Mañana todos los aficionados al cine tenemos una cita ineludible, ni más ni menos que la última película de uno de los directores más incisivos del cine moderno, Michael Haneke, un artista incomodo para los predicadores de la moral y demás personas que hacen del término "políticamente correcto" su leit motif de vida, un autor que, como los que lo conocen bien saben, sabe pegar buenas patadas al estómago del espectador más aguerrido sin necesidad de buscar falsas coartadas o caer en la moralina más absurda.
Le temps du loup
, que así se
llama su última propuesta, nace de una expresión que se encuentra en un
pasaje del Codex Regius
(primer poema germánico), fragmento que
habla sobre lo que pasará en la Tierra poco antes del fin del mundo. Así
pues, con esta premisa, y sabiendo del gusto de Haneke por hablar de los
aspectos más dolorosos de la sociedad, todos deberíamos esperar
encontrarnos con una divagación sobre el proceso de destrucción moral y de
desestructuración social que comportaría un cataclismo como el narrado en la
citada obra
clásica; todo ello contado a través de un
reparto en el que destacan la gran Isabelle Huppert, en su segunda
colaboración con el director después de La pianista,
y el
director/actor Patrice Chéreau.
Como es marca de la casa las lecturas serán variadas aunque una cosa está
clara, no dejará indiferente a nadie; y al respecto tenemos la polémica
que surgió a su paso por Cannes cuando un sector de la crítica arremetió
muy duramente contra su (según ellos) exagerado poco uso de la iluminación
en las escenas nocturnas, cosa que al parecer dificultaba la visión de los
hechos que acontecían en pantalla y que iba a hacer casi imposible su
distribución en formatos distintos al celuloide.

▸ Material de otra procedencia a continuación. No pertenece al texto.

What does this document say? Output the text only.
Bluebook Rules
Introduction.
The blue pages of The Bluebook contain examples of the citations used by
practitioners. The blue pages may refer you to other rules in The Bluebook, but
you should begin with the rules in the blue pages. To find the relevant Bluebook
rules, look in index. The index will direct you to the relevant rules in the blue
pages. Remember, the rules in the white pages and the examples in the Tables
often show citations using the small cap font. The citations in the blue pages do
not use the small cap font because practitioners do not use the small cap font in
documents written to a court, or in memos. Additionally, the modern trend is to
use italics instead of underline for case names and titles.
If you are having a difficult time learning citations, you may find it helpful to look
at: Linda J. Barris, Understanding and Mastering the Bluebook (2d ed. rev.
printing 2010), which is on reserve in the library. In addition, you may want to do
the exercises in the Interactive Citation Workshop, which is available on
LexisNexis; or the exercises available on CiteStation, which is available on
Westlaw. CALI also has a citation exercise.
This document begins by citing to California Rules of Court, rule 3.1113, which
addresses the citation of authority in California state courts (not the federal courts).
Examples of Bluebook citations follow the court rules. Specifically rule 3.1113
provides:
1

En fin, mañana podremos corroborar/desmentir ese hipotético cambio de registro que algunos argumentaban que había sufrido en sus últimos títulos, sobretodo con Código desconocido y la ya citada La pianista , además de valorar si las críticas recibidas en Cannes estaban bien fundadas o eran producto de la inmovilidad que impera en el medio.
Aunque, pensándolo bien, nosotros tenemos la ventaja de saber que Haneke nunca deja nada al azar...¿verdad?